I missed Gatz, Elevator Repair Service’s eight-hour adaptation of F. Scott Fitzgerald’s The Great Gatsby, when it toured to London as part of the 2012 LIFT festival. But, by many accounts, not least those of Exeunt-ers, the company’s staging of the iconic American novel, which relocated it line by line to an office environment, sucked audiences in with the all-enveloping boldness of its vision.
There are glimmers of that here – flickering touches of genius that flare up throughout ERS’s first production of work by a living writer, Sibyl Kempson. From the mocking mournfulness of on-stage piano-playing to the faux-nostalgic crackle of the radio show hosted by the titular Collette (April Matthis) – who wafts through proceedings in sunglasses as a whacked-out narrator and spirit of a changing age – a miasmic atmosphere is well-conjured.

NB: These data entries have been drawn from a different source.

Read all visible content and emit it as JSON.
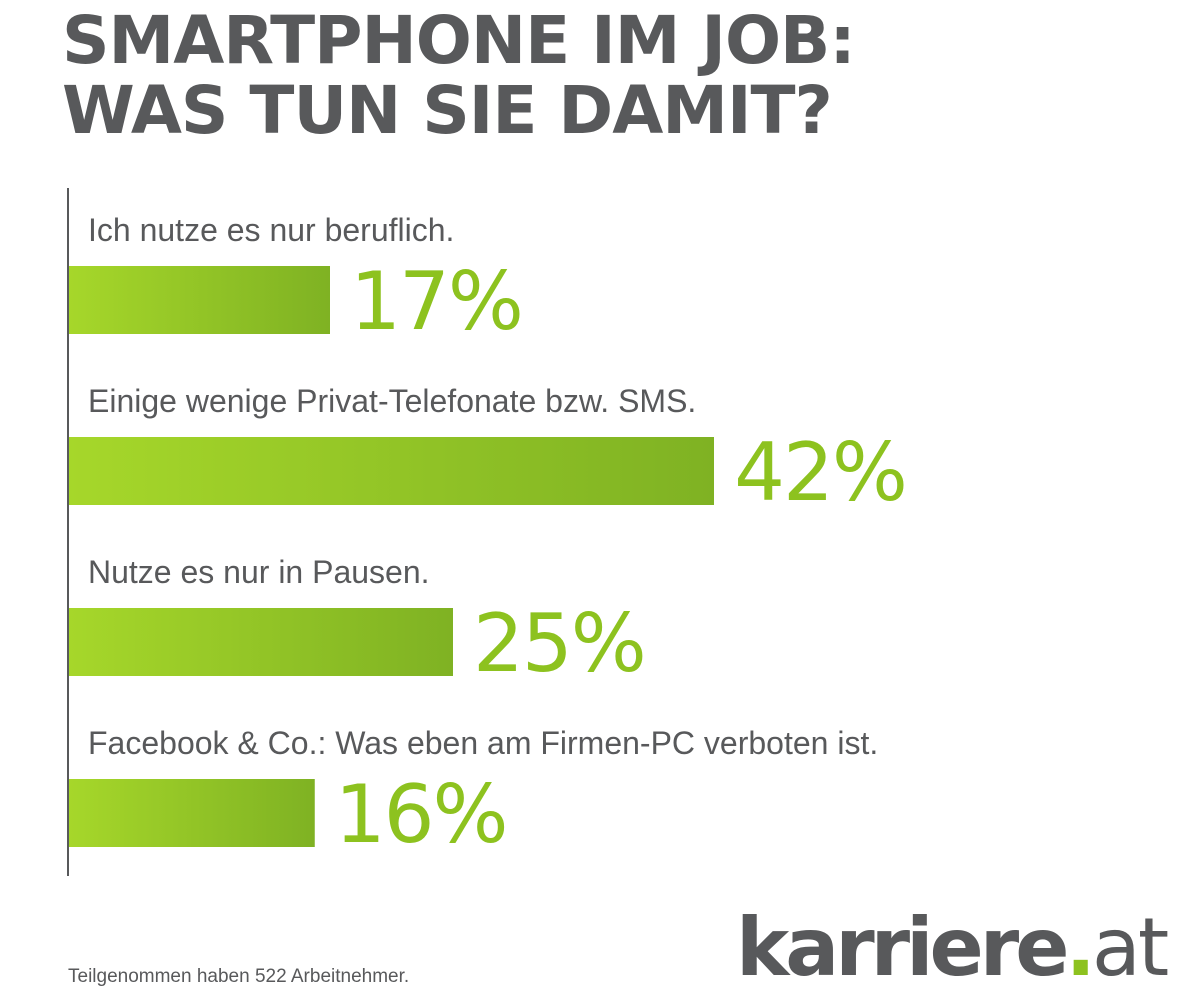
{
  "title": {
    "line1": "SMARTPHONE IM JOB:",
    "line2": "WAS TUN SIE DAMIT?"
  },
  "colors": {
    "text_gray": "#58595b",
    "accent_green": "#8dc21f",
    "bar_gradient_start": "#a6d72a",
    "bar_gradient_end": "#7fb223",
    "value_green": "#8dc21f"
  },
  "chart_data": {
    "type": "bar",
    "orientation": "horizontal",
    "title": "SMARTPHONE IM JOB: WAS TUN SIE DAMIT?",
    "categories": [
      "Ich nutze es nur beruflich.",
      "Einige wenige Privat-Telefonate bzw. SMS.",
      "Nutze es nur in Pausen.",
      "Facebook & Co.: Was eben am Firmen-PC verboten ist."
    ],
    "values": [
      17,
      42,
      25,
      16
    ],
    "value_labels": [
      "17%",
      "42%",
      "25%",
      "16%"
    ],
    "unit": "%",
    "xlim": [
      0,
      100
    ],
    "grid": false,
    "legend": "none"
  },
  "footnote": "Teilgenommen haben 522 Arbeitnehmer.",
  "logo": {
    "text": "karriere.at",
    "icon": "karriere-at-logo"
  }
}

But it’s tied to writing that bears all the hallmark weaknesses of a company-devised piece. Beginning in the dreary nowhereness of the home of Mabrel and Fritz Fitzhubert, it ends in a winter resort that becomes a surreal staging ground for an ancient conflict between paganism and Christianity. Here, though, any attempt at summarising is a distortion; wilful flippancy rules. Kempson burns through meaning cheaply and quickly, revelling in its disposability.
And you know what? That’s fine. Sure, the Brechtian disruption of naturalism gets old quickly – we get it, it’s a play not a mirror – but a nicely Lynchian wood-panelled, quirky aesthetic adds another trick to the pony. And from Laurena Allan’s sensible-shoed Mabrel to Kate Benson’s frustrated Winnfr’d Bexell, the cast imbue their characters with archetypal vividness. They tap into a deeply buried vein of farce, which bolsters all the audience-winking.
But where this show falls apart isn’t in the details, it’s in the bagginess with which they’re all strung together. At one point, in the second half, the characters find themselves stuck up a mountain – for an incessant amount of time. A show certainly doesn’t need a narrative to be worthwhile, but there’s no sense of purpose here beyond the next set-piece. The production sprawls smugly towards nothingness.
Basically, this is a case of the Emperor’s new clothes, if the Emperor’s new clothes were a theatrical conceit. It’s a real shame that – by the end – the amplified, mechanistic cranking sound effect that accompanies every set change might as well be the insular echo of self-applause. For, as bright as its occasional flashes of brilliance are, Fondly, Collette Richland is too dazzled by itself to draw you in.